Bad data causes bad customer experiences
We’ve all experienced some version of this nightmare: We call the cable company about a problem, and they ask us to repeat who we are three times as they transfer us to various departments. It’s not because of some security requirement. It’s because the systems they use are out of sync.
Every day, we encounter hundreds of examples of bad customer experiences: “Hello unknown” email campaigns, ads for things we’ve already bought, support agents who can’t see our account history…the list is endless. These poor customer experiences actively hurt revenue, brand, and customer loyalty.
It’s not a secret that better data is the only way to create delightful, personalized customer experiences. However, the problem isn’t a lack of data. In fact, it’s the opposite — businesses are overwhelmed by the amount of data they have. Cloud infrastructure will store 200+ zettabytes of data by 2025 and 75% of it is unused.
Then, why is it so difficult to use that data?
To free trapped data, we need to close the collaboration gap
Traditionally, the modern data stack has been cleanly split into business tools and technical tools. Data teams live in tools like Snowflake, dbt, and data management suites, business users work with data in Salesforce, HubSpot, and CDPs.
Companies have long been aware that empowering business teams to use more data benefits the customer. And the modern data stack is built around the idea that using good quality data to construct the models that feed the business is essential.
But the failure of solutions that address only one side of this challenge is this: building and using the right models requires decision-making, and that means getting the right people into the room.
The current system creates a bottleneck at the data team that limits velocity.
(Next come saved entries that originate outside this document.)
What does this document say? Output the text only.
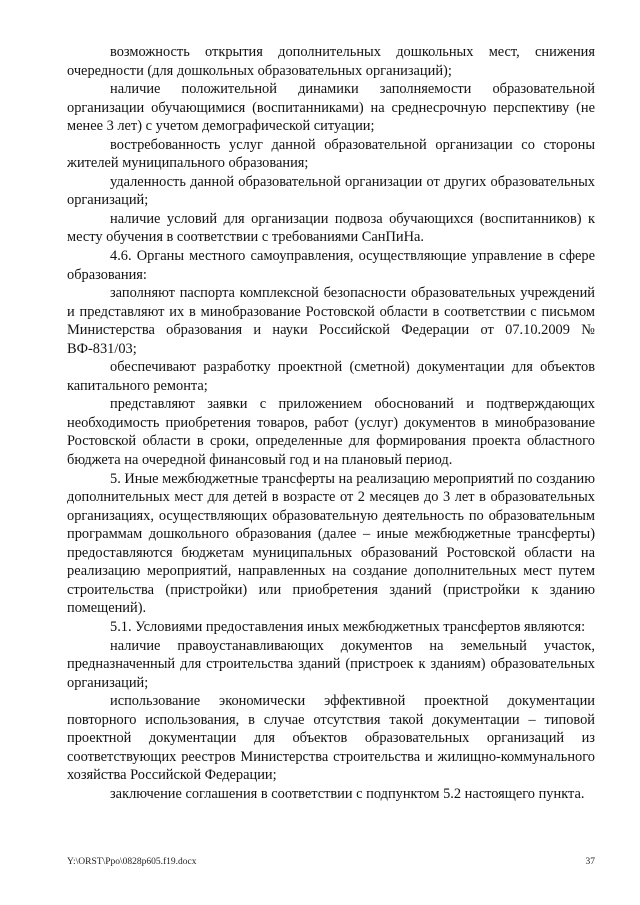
возможность открытия дополнительных дошкольных мест, снижения очередности (для дошкольных образовательных организаций);

наличие положительной динамики заполняемости образовательной организации обучающимися (воспитанниками) на среднесрочную перспективу (не менее 3 лет) с учетом демографической ситуации;

востребованность услуг данной образовательной организации со стороны жителей муниципального образования;

удаленность данной образовательной организации от других образовательных организаций;

наличие условий для организации подвоза обучающихся (воспитанников) к месту обучения в соответствии с требованиями СанПиНа.

4.6. Органы местного самоуправления, осуществляющие управление в сфере образования:

заполняют паспорта комплексной безопасности образовательных учреждений и представляют их в минобразование Ростовской области в соответствии с письмом Министерства образования и науки Российской Федерации от 07.10.2009 № ВФ-831/03;

обеспечивают разработку проектной (сметной) документации для объектов капитального ремонта;

представляют заявки с приложением обоснований и подтверждающих необходимость приобретения товаров, работ (услуг) документов в минобразование Ростовской области в сроки, определенные для формирования проекта областного бюджета на очередной финансовый год и на плановый период.

5. Иные межбюджетные трансферты на реализацию мероприятий по созданию дополнительных мест для детей в возрасте от 2 месяцев до 3 лет в образовательных организациях, осуществляющих образовательную деятельность по образовательным программам дошкольного образования (далее – иные межбюджетные трансферты) предоставляются бюджетам муниципальных образований Ростовской области на реализацию мероприятий, направленных на создание дополнительных мест путем строительства (пристройки) или приобретения зданий (пристройки к зданию помещений).

5.1. Условиями предоставления иных межбюджетных трансфертов являются:

наличие правоустанавливающих документов на земельный участок, предназначенный для строительства зданий (пристроек к зданиям) образовательных организаций;

использование экономически эффективной проектной документации повторного использования, в случае отсутствия такой документации – типовой проектной документации для объектов образовательных организаций из соответствующих реестров Министерства строительства и жилищно-коммунального хозяйства Российской Федерации;

заключение соглашения в соответствии с подпунктом 5.2 настоящего пункта.

Y:\ORST\Ppo\0828p605.f19.docx	37
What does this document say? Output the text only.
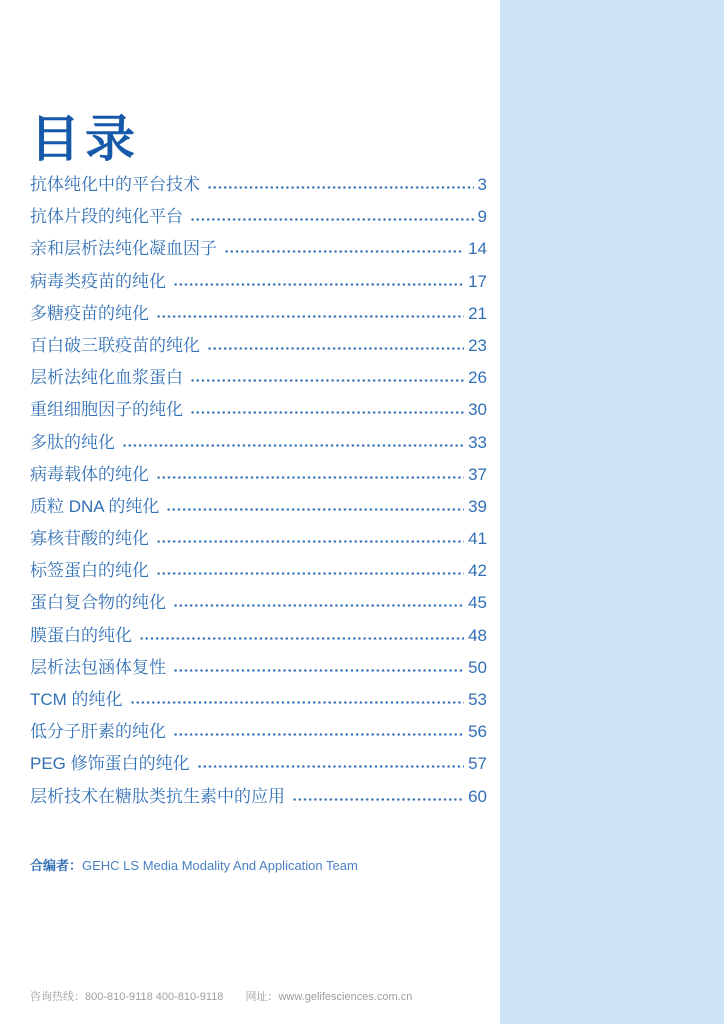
目录
抗体纯化中的平台技术	3
抗体片段的纯化平台	9
亲和层析法纯化凝血因子	14
病毒类疫苗的纯化	17
多糖疫苗的纯化	21
百白破三联疫苗的纯化	23
层析法纯化血浆蛋白	26
重组细胞因子的纯化	30
多肽的纯化	33
病毒载体的纯化	37
质粒 DNA 的纯化	39
寡核苷酸的纯化	41
标签蛋白的纯化	42
蛋白复合物的纯化	45
膜蛋白的纯化	48
层析法包涵体复性	50
TCM 的纯化	53
低分子肝素的纯化	56
PEG 修饰蛋白的纯化	57
层析技术在糖肽类抗生素中的应用	60
合编者：GEHC LS Media Modality And Application Team
咨询热线：800-810-9118 400-810-9118 网址：www.gelifesciences.com.cn
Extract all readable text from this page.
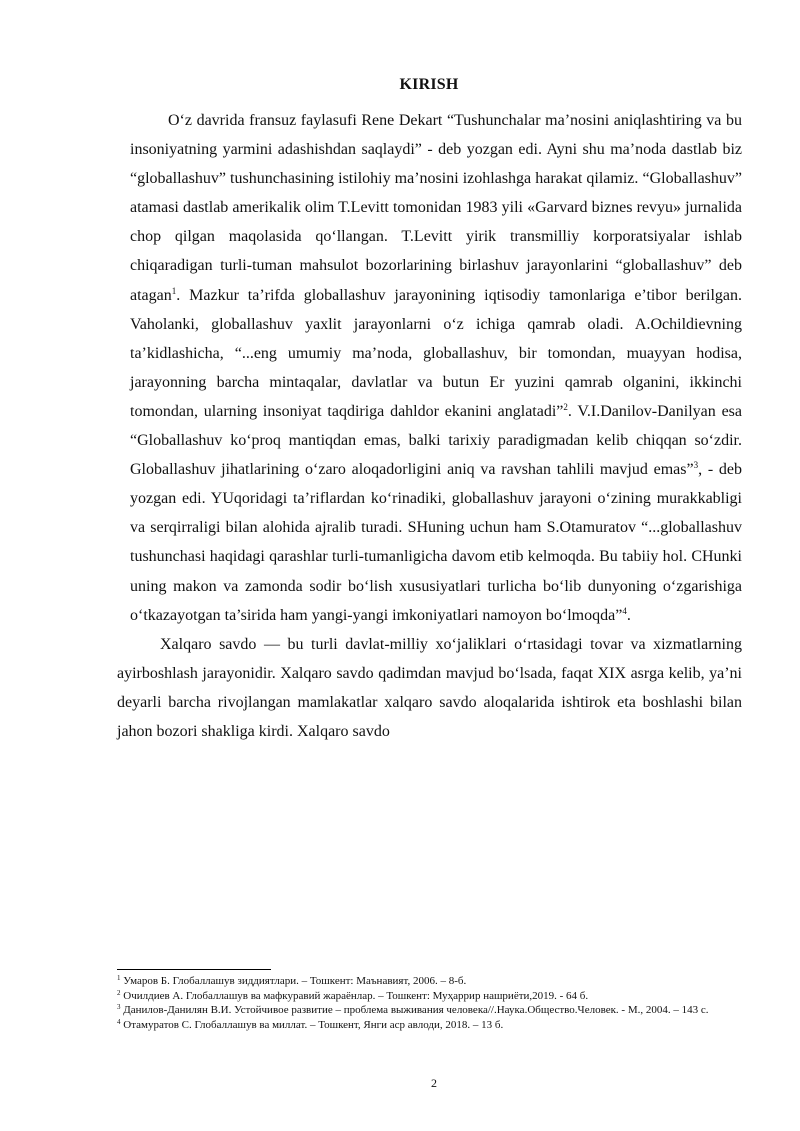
KIRISH

O‘z davrida fransuz faylasufi Rene Dekart “Tushunchalar ma’nosini aniqlashtiring va bu insoniyatning yarmini adashishdan saqlaydi” - deb yozgan edi. Ayni shu ma’noda dastlab biz “globallashuv” tushunchasining istilohiy ma’nosini izohlashga harakat qilamiz. “Globallashuv” atamasi dastlab amerikalik olim T.Levitt tomonidan 1983 yili «Garvard biznes revyu» jurnalida chop qilgan maqolasida qo‘llangan. T.Levitt yirik transmilliy korporatsiyalar ishlab chiqaradigan turli-tuman mahsulot bozorlarining birlashuv jarayonlarini “globallashuv” deb atagan$^1$. Mazkur ta’rifda globallashuv jarayonining iqtisodiy tamonlariga e’tibor berilgan. Vaholanki, globallashuv yaxlit jarayonlarni o‘z ichiga qamrab oladi. A.Ochildievning ta’kidlashicha, “...eng umumiy ma’noda, globallashuv, bir tomondan, muayyan hodisa, jarayonning barcha mintaqalar, davlatlar va butun Er yuzini qamrab olganini, ikkinchi tomondan, ularning insoniyat taqdiriga dahldor ekanini anglatadi”$^2$. V.I.Danilov-Danilyan esa “Globallashuv ko‘proq mantiqdan emas, balki tarixiy paradigmadan kelib chiqqan so‘zdir. Globallashuv jihatlarining o‘zaro aloqadorligini aniq va ravshan tahlili mavjud emas”$^3$, - deb yozgan edi. YUqoridagi ta’riflardan ko‘rinadiki, globallashuv jarayoni o‘zining murakkabligi va serqirraligi bilan alohida ajralib turadi. SHuning uchun ham S.Otamuratov “...globallashuv tushunchasi haqidagi qarashlar turli-tumanligicha davom etib kelmoqda. Bu tabiiy hol. CHunki uning makon va zamonda sodir bo‘lish xususiyatlari turlicha bo‘lib dunyoning o‘zgarishiga o‘tkazayotgan ta’sirida ham yangi-yangi imkoniyatlari namoyon bo‘lmoqda”$^4$.

Xalqaro savdo — bu turli davlat-milliy xo‘jaliklari o‘rtasidagi tovar va xizmatlarning ayirboshlash jarayonidir. Xalqaro savdo qadimdan mavjud bo‘lsada, faqat XIX asrga kelib, ya’ni deyarli barcha rivojlangan mamlakatlar xalqaro savdo aloqalarida ishtirok eta boshlashi bilan jahon bozori shakliga kirdi. Xalqaro savdo

$^1$ Умаров Б. Глобаллашув зиддиятлари. – Тошкент: Маънавият, 2006. – 8-б.

$^2$ Очилдиев А. Глобаллашув ва мафкуравий жараёнлар. – Тошкент: Муҳаррир нашриёти,2019. - 64 б.

$^3$ Данилов-Данилян В.И. Устойчивое развитие – проблема выживания человека//.Наука.Общество.Человек. - М., 2004. – 143 с.

$^4$ Отамуратов С. Глобаллашув ва миллат. – Тошкент, Янги аср авлоди, 2018. – 13 б.

2
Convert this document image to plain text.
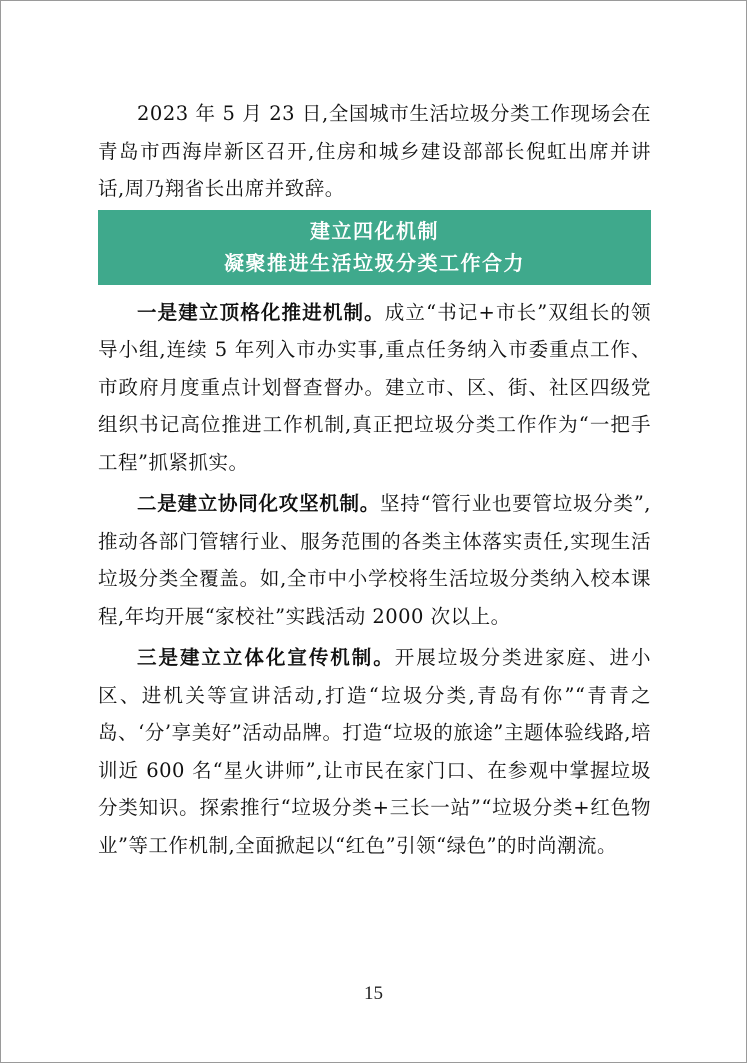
2023 年 5 月 23 日,全国城市生活垃圾分类工作现场会在青岛市西海岸新区召开,住房和城乡建设部部长倪虹出席并讲话,周乃翔省长出席并致辞。

建立四化机制
凝聚推进生活垃圾分类工作合力

一是建立顶格化推进机制。成立“书记+市长”双组长的领导小组,连续 5 年列入市办实事,重点任务纳入市委重点工作、市政府月度重点计划督查督办。建立市、区、街、社区四级党组织书记高位推进工作机制,真正把垃圾分类工作作为“一把手工程”抓紧抓实。

二是建立协同化攻坚机制。坚持“管行业也要管垃圾分类”,推动各部门管辖行业、服务范围的各类主体落实责任,实现生活垃圾分类全覆盖。如,全市中小学校将生活垃圾分类纳入校本课程,年均开展“家校社”实践活动 2000 次以上。

三是建立立体化宣传机制。开展垃圾分类进家庭、进小区、进机关等宣讲活动,打造“垃圾分类,青岛有你”“青青之岛、‘分’享美好”活动品牌。打造“垃圾的旅途”主题体验线路,培训近 600 名“星火讲师”,让市民在家门口、在参观中掌握垃圾分类知识。探索推行“垃圾分类+三长一站”“垃圾分类+红色物业”等工作机制,全面掀起以“红色”引领“绿色”的时尚潮流。

15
And even worse, the divide between business users and data teams leads to inaccurate or ineffective models.
Better data, together
The solution is a single platform where business and operations teams can easily create, contribute, and validate datasets that support their needs while data teams can consolidate and govern them.
Bringing everyone into one platform has several key advantages:
- Tools that allow business users to create columns they need without submitting a ticket prevents them from transforming data in platforms that aren’t connected to your source of truth
- Governance is more effective when more data work is done in a platform the data team can monitor and manage
- Teams have the confidence in their data quality and security to activate not only among their own team, but to external partners and customers as well
The Universal Data Platform
Today, Census is taking on the collaboration challenge with the first Universal Data Platform. It combines activation, transformation and governance into a shared workspace for teams to collaborate.
The UDP brings the advantages of being natively integrated with the data warehouse—flexibility, time to value, and lower cost—to traditional data management capabilities, including entity resolution, enrichment, and no-code transformation.
While there are tools built to serve either the data team or the business user, the UDP is the first platform built to solve the collaboration challenge and help teams build useful, trusted models.
Composable CDPs couldn’t solve for quality
The most common frustration we hear from our customers is that “my data isn’t ready.” While they are built for activation, composable CDPs don’t solve the fundamental problem that data needs to be clean, modeled, and standardized before it can be used. The UDP helps teams deduplicate and enrich data, align on models that need to be built, and activate in a fully governed environment.
A composable CDP is also first and foremost a marketing tool. It’s built for campaign launches and analysis. But the future of data is so much more.
Today, companies need to monetize their data by sharing it with external customers and partners. The rise of AI as another data consumer puts additional pressure on technical teams to create clean, governed datasets, as AI models running on bad data produce inaccurate results.
Our vision of a UDP addresses these challenges. Since we founded Census in 2018, our mission has always been to give everyone access to trusted data to grow their business.
Traditional data management keeps data a black box
Data management tooling includes capabilities for data integration, quality, lineage, enrichment, governance, and security.
The major drawback of these solutions is that they are wholly designed for technical teams. Like composable CDPs, they aren’t designed for the reality of how business is done. While they support governance and control, they aren’t set up for the level of trust and communication that truly actioning against data requires. And because they lack self-service capabilities for business users, they ultimately don’t relieve any of the pressure caused by growing demand for new models.
What does a Universal Data Platform include?
A Universal Data Platform includes capabilities that help data teams and business teams activate, transform, and govern standardized data models. It’s built on the philosophy that there is additive value in placing point solutions like audience segmentation hubs and modeling tools into one collaborative workspace.
While data teams are the ultimate owners of governance and quality, and business teams need the agency to command their activation workflows, transformation happens at all levels and should be taking place under the watchful eye of the data team.
To serve this mission, we’ll be expanding our activation, transformation, and governance capabilities to produce the best version of the essential capabilities of a universal data platform.